Strategy #1: Do not have fun, and whatever you do, don't be yourself. Every time you catch yourself having fun, change your approach so you are doing what the experts tell you do to. This goes double for making choices where you get to be yourself. If they have a formula for success, do that and don't put any of your personality into it. Better yet, learn programs where you have to try to be someone you're not. For instance, if you're an introvert, hire a coach who made millions speaking from the stage. If you hate writing emails, start an internet business instead of going out in your local community. These strategies will not only keep the money from flowing, they will make you really, really unhappy – providing an even better basis for getting stuck and then spinning your wheels.
Strategy #2: Avoid doing whatever scares the shit out of you by claiming that more analysis and introspection is necessary. This tactic works like a charm. You can use it for years – even decades – to help you get nowhere. The ego loves to send you on this wild good chase of "I wonder why I'm so fearful of doing this; I'd better examine it," or "I have a childhood wound that prevents me from creating and sending out my speaker sheet. I'd better work on healing that before I take any more action." I have seen this paralyze more creative, wise people than any other strategy. It's super effective! If, on the other hand, you want to move past those fears, at times this is the most appropriate advice: Sometimes you just gotta grow a pair, you know? (See fancy graphic.)

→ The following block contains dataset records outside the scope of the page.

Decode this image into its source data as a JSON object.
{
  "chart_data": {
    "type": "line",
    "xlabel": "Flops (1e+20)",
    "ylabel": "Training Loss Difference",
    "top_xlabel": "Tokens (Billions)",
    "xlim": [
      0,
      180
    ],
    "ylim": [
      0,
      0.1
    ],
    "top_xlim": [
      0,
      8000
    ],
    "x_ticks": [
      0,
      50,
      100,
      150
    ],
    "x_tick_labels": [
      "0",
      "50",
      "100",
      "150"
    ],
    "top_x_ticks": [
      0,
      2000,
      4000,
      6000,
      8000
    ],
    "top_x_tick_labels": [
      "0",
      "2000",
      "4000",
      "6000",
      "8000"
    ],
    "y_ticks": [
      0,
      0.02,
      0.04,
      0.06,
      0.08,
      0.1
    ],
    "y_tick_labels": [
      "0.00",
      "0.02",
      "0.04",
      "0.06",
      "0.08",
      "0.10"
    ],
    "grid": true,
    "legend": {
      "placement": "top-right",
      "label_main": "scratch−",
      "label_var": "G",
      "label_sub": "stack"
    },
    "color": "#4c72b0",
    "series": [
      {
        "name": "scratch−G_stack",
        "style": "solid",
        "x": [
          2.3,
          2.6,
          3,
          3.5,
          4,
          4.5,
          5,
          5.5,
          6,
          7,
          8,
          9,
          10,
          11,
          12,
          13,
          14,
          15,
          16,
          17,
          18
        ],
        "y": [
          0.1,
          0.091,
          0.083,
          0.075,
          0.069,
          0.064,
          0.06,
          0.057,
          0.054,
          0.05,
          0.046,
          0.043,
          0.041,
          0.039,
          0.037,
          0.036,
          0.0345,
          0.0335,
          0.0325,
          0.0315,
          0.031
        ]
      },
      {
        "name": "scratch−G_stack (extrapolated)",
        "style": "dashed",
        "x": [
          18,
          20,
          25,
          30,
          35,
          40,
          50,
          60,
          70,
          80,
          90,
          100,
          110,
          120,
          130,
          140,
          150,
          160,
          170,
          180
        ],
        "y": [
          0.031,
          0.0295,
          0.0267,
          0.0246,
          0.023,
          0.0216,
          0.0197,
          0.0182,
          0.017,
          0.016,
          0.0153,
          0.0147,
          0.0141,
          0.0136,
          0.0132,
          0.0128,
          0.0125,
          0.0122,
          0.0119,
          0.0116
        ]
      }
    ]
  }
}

Strategy #3: Keep buying how-to programs that aren't appropriate for your stage of business, for your natural style or for your business platform. This strategy came out a winner several years ago as slick talkers the world over began to market how-to programs promising quick, easy money.
As I've blogged about before, it's super important to look at what stage your business is in before you plop down your hard-earned cash. To make this strategy the most effective, though, you'll also want to choose programs created by someone who doesn't share many of your talents or traits, and who talks a lot about their lavish lifestyles and their "I was living under the railroad tracks until I invented this extremely easy way to make a million dollars in just six months" story.

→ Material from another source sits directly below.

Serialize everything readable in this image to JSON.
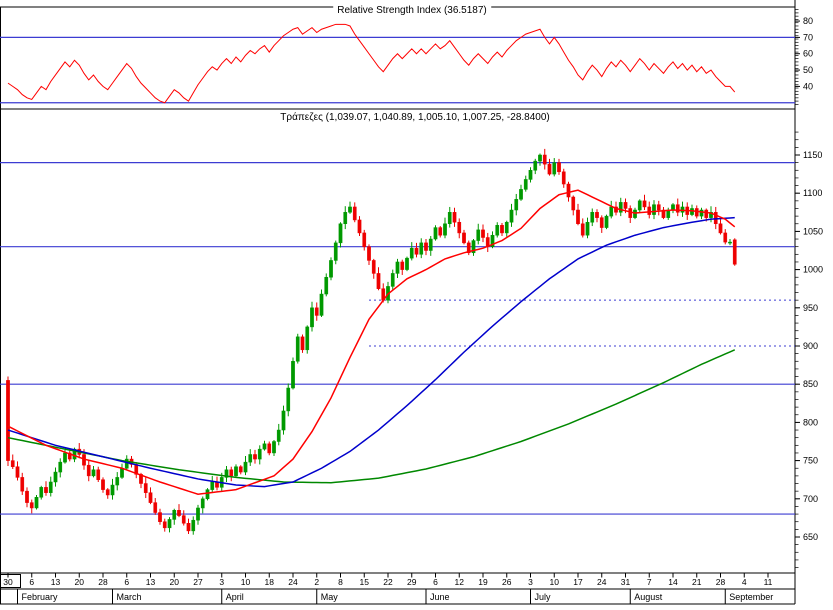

(I noticed, by the way, that many of these folks live in La Jolla, California, a beautiful suburb of San Diego with Pacific Ocean views. I don't know if this is their mecca or just a coincidence. It certainly has great weather!)

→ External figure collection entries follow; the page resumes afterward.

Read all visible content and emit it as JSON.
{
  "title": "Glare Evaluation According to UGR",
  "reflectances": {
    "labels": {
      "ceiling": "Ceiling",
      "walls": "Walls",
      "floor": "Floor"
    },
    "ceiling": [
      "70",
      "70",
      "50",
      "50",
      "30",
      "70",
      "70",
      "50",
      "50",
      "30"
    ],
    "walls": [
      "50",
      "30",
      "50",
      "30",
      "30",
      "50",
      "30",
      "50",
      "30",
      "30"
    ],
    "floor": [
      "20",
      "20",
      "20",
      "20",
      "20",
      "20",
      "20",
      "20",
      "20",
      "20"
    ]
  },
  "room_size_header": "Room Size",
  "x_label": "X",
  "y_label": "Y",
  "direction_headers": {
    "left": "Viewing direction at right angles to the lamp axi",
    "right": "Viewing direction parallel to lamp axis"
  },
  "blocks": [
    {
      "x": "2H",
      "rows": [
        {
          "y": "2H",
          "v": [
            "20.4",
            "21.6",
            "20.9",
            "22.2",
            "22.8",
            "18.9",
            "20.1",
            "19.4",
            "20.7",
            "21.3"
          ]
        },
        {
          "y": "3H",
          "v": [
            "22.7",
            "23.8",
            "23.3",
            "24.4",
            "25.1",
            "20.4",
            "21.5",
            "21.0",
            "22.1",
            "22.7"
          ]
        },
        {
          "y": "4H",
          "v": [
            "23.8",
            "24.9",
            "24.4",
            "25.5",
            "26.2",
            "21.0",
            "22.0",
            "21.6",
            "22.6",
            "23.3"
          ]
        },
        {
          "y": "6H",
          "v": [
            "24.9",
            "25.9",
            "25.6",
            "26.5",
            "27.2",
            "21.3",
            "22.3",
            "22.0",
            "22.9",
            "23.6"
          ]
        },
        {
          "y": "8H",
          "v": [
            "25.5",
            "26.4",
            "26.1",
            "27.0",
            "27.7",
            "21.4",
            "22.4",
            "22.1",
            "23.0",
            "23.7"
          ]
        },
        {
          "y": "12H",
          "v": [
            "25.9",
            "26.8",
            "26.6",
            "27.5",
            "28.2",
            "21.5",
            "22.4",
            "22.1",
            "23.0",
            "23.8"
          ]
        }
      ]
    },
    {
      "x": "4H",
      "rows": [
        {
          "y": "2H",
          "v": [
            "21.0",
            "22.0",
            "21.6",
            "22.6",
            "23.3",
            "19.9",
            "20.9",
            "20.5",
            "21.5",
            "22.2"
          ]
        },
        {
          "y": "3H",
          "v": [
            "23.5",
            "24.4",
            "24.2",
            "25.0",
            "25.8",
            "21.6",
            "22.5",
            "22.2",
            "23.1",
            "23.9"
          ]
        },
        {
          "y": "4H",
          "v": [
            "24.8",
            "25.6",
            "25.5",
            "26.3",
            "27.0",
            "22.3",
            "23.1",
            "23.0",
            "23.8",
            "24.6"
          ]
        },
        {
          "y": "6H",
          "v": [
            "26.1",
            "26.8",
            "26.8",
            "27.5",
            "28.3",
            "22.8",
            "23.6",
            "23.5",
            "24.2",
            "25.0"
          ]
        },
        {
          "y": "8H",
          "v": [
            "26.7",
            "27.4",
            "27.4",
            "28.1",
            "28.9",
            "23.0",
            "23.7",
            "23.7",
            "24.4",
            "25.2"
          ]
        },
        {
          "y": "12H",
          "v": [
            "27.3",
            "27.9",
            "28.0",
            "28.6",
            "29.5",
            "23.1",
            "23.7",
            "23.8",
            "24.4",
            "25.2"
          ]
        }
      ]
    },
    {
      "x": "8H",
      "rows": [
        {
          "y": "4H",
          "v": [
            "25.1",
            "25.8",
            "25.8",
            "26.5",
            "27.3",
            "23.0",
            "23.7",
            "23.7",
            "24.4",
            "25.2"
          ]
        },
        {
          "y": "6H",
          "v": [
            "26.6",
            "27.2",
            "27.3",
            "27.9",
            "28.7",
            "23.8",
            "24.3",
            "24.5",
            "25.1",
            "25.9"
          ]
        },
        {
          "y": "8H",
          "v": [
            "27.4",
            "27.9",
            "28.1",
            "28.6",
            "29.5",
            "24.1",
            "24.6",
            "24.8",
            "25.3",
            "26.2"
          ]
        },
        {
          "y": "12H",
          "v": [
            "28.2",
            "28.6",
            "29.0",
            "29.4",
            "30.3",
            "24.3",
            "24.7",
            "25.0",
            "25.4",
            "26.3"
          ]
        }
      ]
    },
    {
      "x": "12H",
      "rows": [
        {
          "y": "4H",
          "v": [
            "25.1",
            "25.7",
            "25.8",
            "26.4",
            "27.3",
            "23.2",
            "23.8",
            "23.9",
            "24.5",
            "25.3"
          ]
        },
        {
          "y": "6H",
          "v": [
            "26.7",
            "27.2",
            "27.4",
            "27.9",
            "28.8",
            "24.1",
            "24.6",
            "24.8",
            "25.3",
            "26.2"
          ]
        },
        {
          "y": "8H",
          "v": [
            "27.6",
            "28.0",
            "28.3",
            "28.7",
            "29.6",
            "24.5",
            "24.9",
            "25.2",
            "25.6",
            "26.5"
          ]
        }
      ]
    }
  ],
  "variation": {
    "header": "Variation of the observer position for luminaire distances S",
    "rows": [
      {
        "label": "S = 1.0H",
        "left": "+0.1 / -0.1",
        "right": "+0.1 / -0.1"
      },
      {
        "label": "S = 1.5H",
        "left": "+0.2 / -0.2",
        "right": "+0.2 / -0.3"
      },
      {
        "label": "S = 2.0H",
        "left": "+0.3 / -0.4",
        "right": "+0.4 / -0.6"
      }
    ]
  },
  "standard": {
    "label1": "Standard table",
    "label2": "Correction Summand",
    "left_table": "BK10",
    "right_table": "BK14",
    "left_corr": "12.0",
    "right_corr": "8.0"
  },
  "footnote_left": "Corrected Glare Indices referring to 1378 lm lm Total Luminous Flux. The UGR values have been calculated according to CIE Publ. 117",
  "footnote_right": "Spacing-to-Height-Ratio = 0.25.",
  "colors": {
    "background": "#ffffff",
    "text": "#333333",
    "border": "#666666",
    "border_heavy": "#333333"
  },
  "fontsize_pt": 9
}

Strategy 4: The Perpetual Seeker. This one rocks. That's the obsessive inability to make a decision or commit to something – whether it's a business, a brand, a project or even a person. As soon as you say, "I've got it!", or "That's the thing I really need, not all this get-rich-quick stuff!", your ego whispers in your ear that you might come up with something better, or that you should wait and see what else comes along.
Like when you have the greatest idea ever for a brand or tagline. Or you come across the thing that you actually need, something non-hypey that will teach you an actual skill to help you meet you particular goals, and the seller doesn't even talk about how rich she is or how poor she used to be.
For the record, I live in Chicago, mecca of Bulls fans and corrupt politicians. We also have water views, but they're of Lake Michigan. And it's freaking cold here in the winter. That kind of misery requires a certain depth of character to tolerate year after year, I think, and still be the upbeat and unsarcastic person I am.
I hope these strategies have provided some helpful ideas for staying stuck in your business. To summarize, the best things to do if you want to get nowhere are:
1) Don't have fun and whatever you do, don't be yourself. Being yourself attracts clients and having fun attracts even better clients. Stear clear of both of these!
2) Analyze to death why you aren't taking action, instead of taking action. Trust me, the human psyche is pretty complex, so that's definitely a rabbit hole you'll never find your way out of.
3) Buy how-to programs that make unrealistic promises, or that aren't appropriate for your stage of business, or are offered by people who aren't aligned with your talents and traits.
4) Be a perpetual seeker instead of commmitting to a decision. That will definitely land you on the corner of Getting Nowhere and Fast.